In our study population, roughly one in four patients underwent revision of their breast reconstruction (Fig. 1). Although lower than the 45 to 55 percent long-term revision rates noted in core studies of longer duration,5,6,12,26 these results are consistent with other 1- and 2-year analyses.6 Although not statistically significant, higher rates of revision procedures were seen with round versus shaped implants (29.1 percent versus 21.9 percent, respectively; p = 0.129)—attributable largely to higher use of fat grafting. Two common indications for fat grafting in prosthetic breast reconstruction are upper pole hollowing and rippling.7,27,28 Because shaped implants have a structural extension into the upper pole, resulting in a less abrupt transition, and are less prone to rippling because of their firmer composition, patients with this type of implant may require fat grafting less frequently.

With over 1100 patients, our analysis is the largest to date to compare patient-reported outcomes between shaped and round implants. Moreover, the response rate to the patient-reported outcome surveys was generally robust at 65 percent—above the 60 percent threshold generally agreed on as acceptable for clinical research.2931 Overall, patient-reported outcome scores did not differ between the implant types, which is congruent with earlier, smaller comparative studies.7 However, patients in the shaped implant cohort reported higher well-being and satisfaction scores before surgery.
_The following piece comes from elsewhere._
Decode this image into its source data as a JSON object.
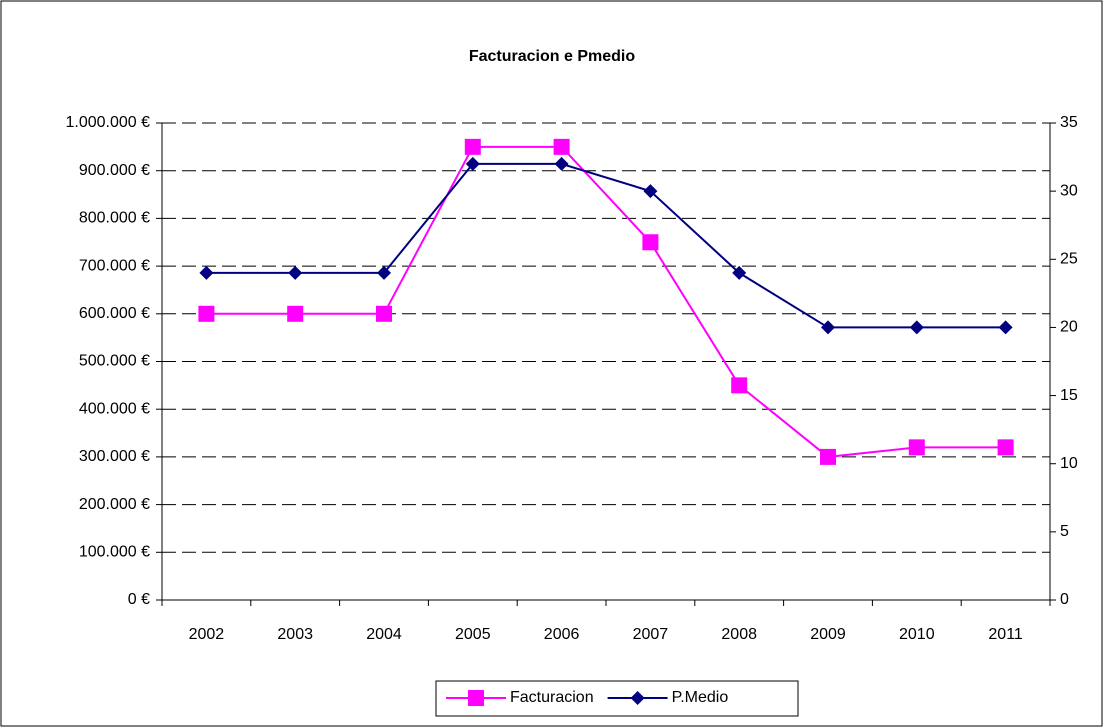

As always, there were limitations to our study. Because implant selection was nonrandom, preexisting patient or surgeon factors may have accounted for cohort differences (or lack thereof). For example, the two cohorts may not have differed with regard to satisfaction simply because each patient received the implant that specifically suited their clinical presentation. Without a randomized design, there was a potential for selection bias—patients with greater tightness or contour deformity may have been preferentially selected for shaped implants, to improve lower pole projection and overall contour. Moreover, the effects of implant type on patient-reported outcomes may have been confounded by revision procedures. The impact of surgeon experience and steeper learning curves with the newer shaped implant technology could also have produced differences in complication rates between the implant types. For the complications that typically manifest at later time points—contracture and rupture—our follow-up period is not sufficient to evaluate real differences. Although use of a randomized clinical trial design would have addressed many of these potential limitations, this approach would be logistically difficult, given the strong surgeon and patient preferences inherent in clinical decision-making for breast reconstruction.

Conclusions

There is a paucity of research investigating the impact of implant types on breast reconstruction outcomes. This prospective, multicenter analysis is the largest to date evaluating outcomes of round versus shaped implants. In our analysis, round implants were associated with lower rates of infection compared with shaped devices. However, shaped implants appeared to require fewer contralateral symmetry procedures than their round counterparts. Ultimately, both devices yielded comparable patient-reported satisfaction at 2 years after reconstruction. With appropriate patient selection, both implant types can provide acceptable outcomes for breast reconstruction patients.

Acknowledgments

The Mastectomy Reconstruction Outcomes Consortium Study was funded by the National Cancer Institute (NCI 1RO1CA152192).

Footnotes

Disclosure: Dr. Kim and Dr. Clemens are past advisory board members of Allergan. All other authors have no relevant disclosures.